ALBUM REVIEW: Antichrist Reborn – The Troops Of Doom
Have you ever wondered what a battering ram to the brain would feel like? Or ever considered what out of body experiences would occur being reborn as the antichrist? Maybe you believe curiosity didn’t kill the cat and crave a satanic trip to the abyss. Whatever your twisted fantasies may be, you’ll find your poison on THE TROOPS OF DOOM’s debut album Antichrist Reborn.
Whilst 2020’s The Rise Of Heresy and 2021’s The Absence Of Light EPs unearthed rocks of potential, Antichrist Reborn unleashes death metal’s latest diamond. Featuring ex-SEPULTURA guitarist Jairo ‘Tormentor’ Guedz, as well as members of ENTERO, NECROMANCER, SOUTHERN BLACKLIST and MYSTERIIS, THE TROOPS OF DOOM use their years of experience to delve deep into death metal’s primal past.
Dethroned Messiah’s atmospheric crackling comes from the depths of hell, as tribal percussion permeates your heartbeat. Exploding into bludgeoning double-bass blast beats, their twisted take on palm-muted riffs and shuddering growls bursts through your chest like that iconic scene in Alien. From here on out, it’s a masterclass in death metal’s DNA. Whilst its creators come from the school of Brazilian thrash metal, THE TROOPS OF DOOM playbook pulls more from their European counterparts: teutonic thrash and blackened death metal. Imagine if Nergal and Mille Petrozza formed a band, and you’ll find yourself thinking of Antichrist Reborn.
Drummer Alexandre Oliveira is the devil incarnate, delivering an album-wide performance that practically powers their aural assault. Early highlight Far From Your God dishes out blast beats that hit like battering rams to your brain, whilst A Quada drives home drum beats against Alex Kafer’s growls like it’s battling a banshee. Pacing has been a wormhole for death metal bands to suck themselves into since time immemorial. Whilst most of their contemporaries make it feel like your ears are being power-drilled to oblivion, THE TROOPS OF DOOM slip in melodic power solos and hearty hooks between their unrelenting brutality to ensure the pace doesn’t pummel you to a pulp.

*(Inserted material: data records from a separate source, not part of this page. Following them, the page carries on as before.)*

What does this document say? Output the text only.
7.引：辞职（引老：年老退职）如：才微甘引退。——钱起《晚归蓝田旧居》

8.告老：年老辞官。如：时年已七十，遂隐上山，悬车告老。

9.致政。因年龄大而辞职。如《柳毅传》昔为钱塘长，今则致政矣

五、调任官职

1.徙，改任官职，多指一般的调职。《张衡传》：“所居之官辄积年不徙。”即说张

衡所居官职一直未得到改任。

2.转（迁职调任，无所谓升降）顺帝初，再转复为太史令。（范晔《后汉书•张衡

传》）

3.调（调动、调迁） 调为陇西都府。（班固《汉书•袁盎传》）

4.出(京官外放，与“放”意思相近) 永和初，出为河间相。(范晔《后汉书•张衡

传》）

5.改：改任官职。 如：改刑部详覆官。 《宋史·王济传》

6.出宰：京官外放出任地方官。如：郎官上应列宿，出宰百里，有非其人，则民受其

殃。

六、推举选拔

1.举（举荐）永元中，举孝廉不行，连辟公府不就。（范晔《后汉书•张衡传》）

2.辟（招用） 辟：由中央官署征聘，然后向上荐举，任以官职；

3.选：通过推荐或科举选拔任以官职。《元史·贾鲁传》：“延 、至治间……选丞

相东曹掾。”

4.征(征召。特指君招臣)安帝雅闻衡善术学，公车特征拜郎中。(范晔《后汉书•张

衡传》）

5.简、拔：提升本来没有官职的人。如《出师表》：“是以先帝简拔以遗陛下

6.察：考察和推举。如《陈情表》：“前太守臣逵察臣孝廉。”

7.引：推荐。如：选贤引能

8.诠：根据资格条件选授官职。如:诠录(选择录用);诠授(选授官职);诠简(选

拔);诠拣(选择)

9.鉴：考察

However, they’re not perfect at pacing. Whilst there’s nothing wrong with instrumental interludes Grief and Apocalypse MMXXII, their chiming, echoing pianos and haunting atmospherics are rendered redundant with their placing. Alter Of Delusion is a fast and furious blackened death metal beast that doesn’t halt for Grief, nor does Pray Into The Abyss, leaving Grief to fall flat as the album’s most pointless part.
Pray Into The Abyss diverges into LAMB OF GOD’s Walk With Me In Hell territory, twisting downtuned, dark, and deeply guttural spoken word with a maddening mesh of thrash that punches you in the throat. Elsewhere, Preacher’s Paradox mixes marching band riffs with a rotating rhythm section that spins you round like a circus of doom, whilst The Rebellion and Deserters From Paradise could easily pass for KREATOR B-sides and rarities – rollicking deathrash cuts that hammer it home.
Pushing the pacing aside, Antichrist Reborn is a debut album all death metal bands, no matter what corner of the genre they specialise in, should aspire to make. If THE TROOPS OF DOOM continue to progress this way, there’ll be few who can top them.
Rating: 9/10
Antichrist Reborn is set for release on April 15th via Alma Mater Records.